Given \(n\) points in the plane, find the minimum Euclidean distance between two distinct points. Naive \(O(n^2)\) works for small \(n\); divide and conquer or a sweep line achieve \(O(n \log n)\).

Brute force

#include <vector>
#include <cmath>
#include <algorithm>
struct Point { double x, y; };

double dist2(const Point& a, const Point& b) {
    double dx = a.x - b.x, dy = a.y - b.y;
    return dx * dx + dy * dy;
}

double closestPairBrute(const std::vector<Point>& p) {
    int n = (int)p.size();
    double best = 1e300;
    for (int i = 0; i < n; i++)
        for (int j = i + 1; j < n; j++)
            best = std::min(best, dist2(p[i], p[j]));
    return std::sqrt(best);
}

Divide and conquer (sketch)

  1. Sort by \(x\). Split set by median \(x\); recursively solve left and right halves → \(\delta\) = min of two answers.
  2. Consider strip of points with \(|x - x_{\text{mid}}| < \delta\); sort strip by \(y\).

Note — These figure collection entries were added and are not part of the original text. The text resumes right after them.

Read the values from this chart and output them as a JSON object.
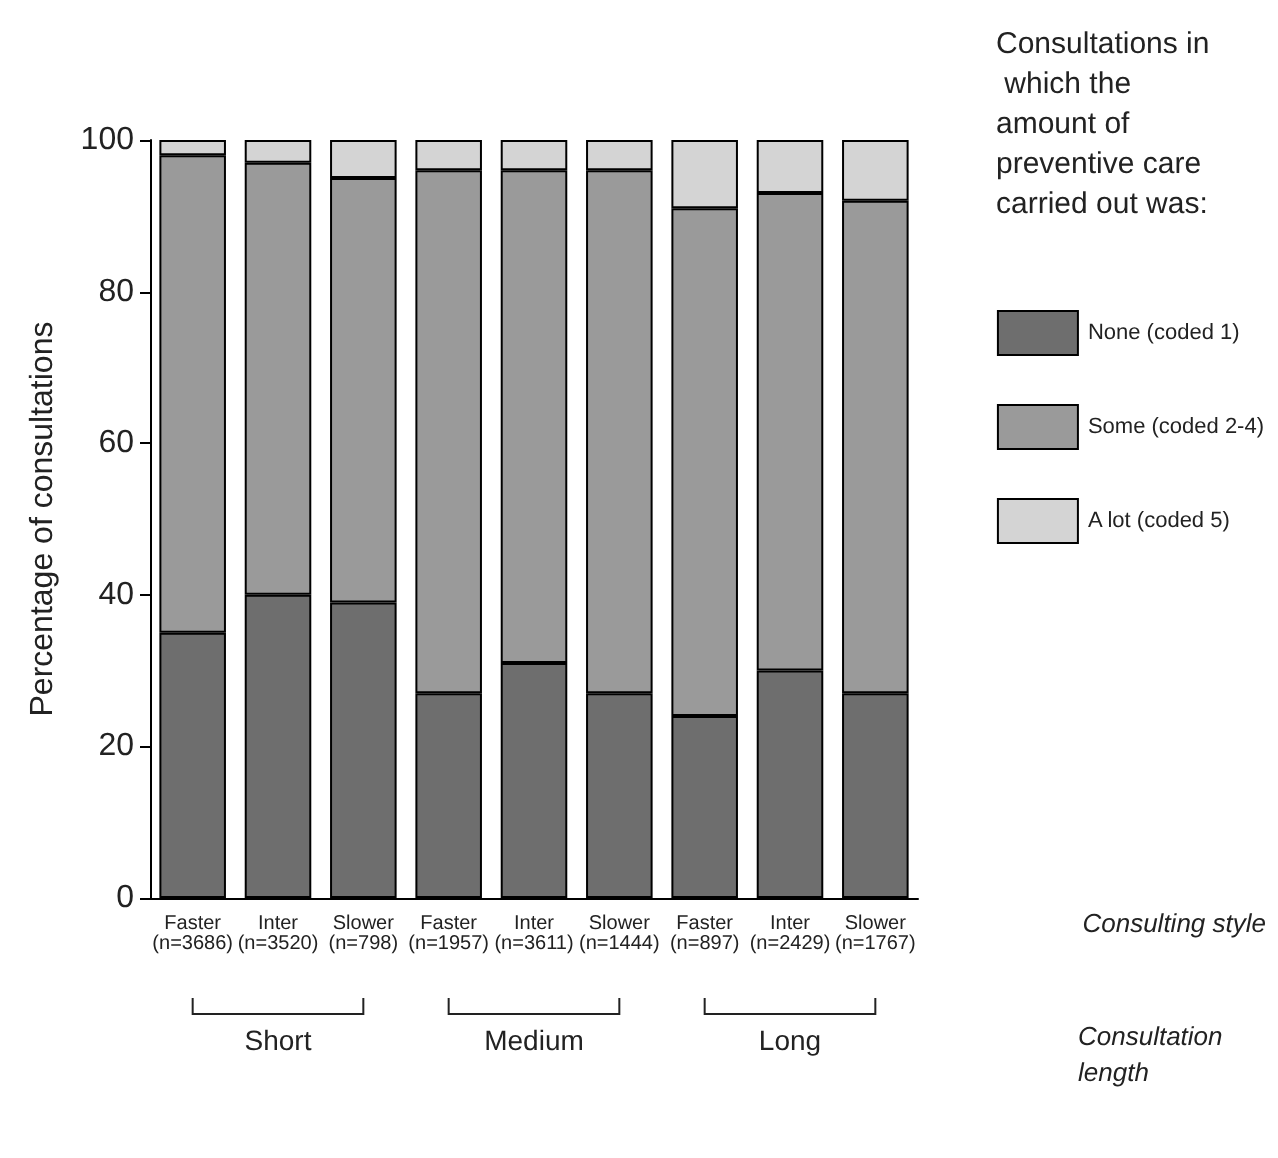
{
  "chart_data": {
    "type": "bar",
    "stacked": true,
    "ylabel": "Percentage of consultations",
    "legend_title": "Consultations in which the amount of preventive care carried out was:",
    "legend": "right",
    "grid": false,
    "categories": [
      "Faster\n(n=3686)",
      "Inter\n(n=3520)",
      "Slower\n(n=798)",
      "Faster\n(n=1957)",
      "Inter\n(n=3611)",
      "Slower\n(n=1444)",
      "Faster\n(n=897)",
      "Inter\n(n=2429)",
      "Slower\n(n=1767)"
    ],
    "series": [
      {
        "name": "None (coded 1)",
        "color": "#6e6e6e",
        "values": [
          35,
          40,
          39,
          27,
          31,
          27,
          24,
          30,
          27
        ]
      },
      {
        "name": "Some (coded 2-4)",
        "color": "#9a9a9a",
        "values": [
          63,
          57,
          56,
          69,
          65,
          69,
          67,
          63,
          65
        ]
      },
      {
        "name": "A lot (coded 5)",
        "color": "#d4d4d4",
        "values": [
          2,
          3,
          5,
          4,
          4,
          4,
          9,
          7,
          8
        ]
      }
    ],
    "ylim": [
      0,
      100
    ],
    "yticks": [
      0,
      20,
      40,
      60,
      80,
      100
    ],
    "annotations": [
      "Short",
      "Medium",
      "Long",
      "Consulting style",
      "Consultation length"
    ]
  }
}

For each point, only constant neighbors within \(\delta\) in \(y\) need checks (packing argument).

Recurrence \(T(n) = 2T(n/2) + O(n)\)\(O(n \log n)\).

Plane sweep variant

Sweep a vertical line; maintain active set in a balanced structure ordered by \(y\); insert/delete points; for each new point query neighbors in \(y\) within distance window—often implemented with set + careful bounds.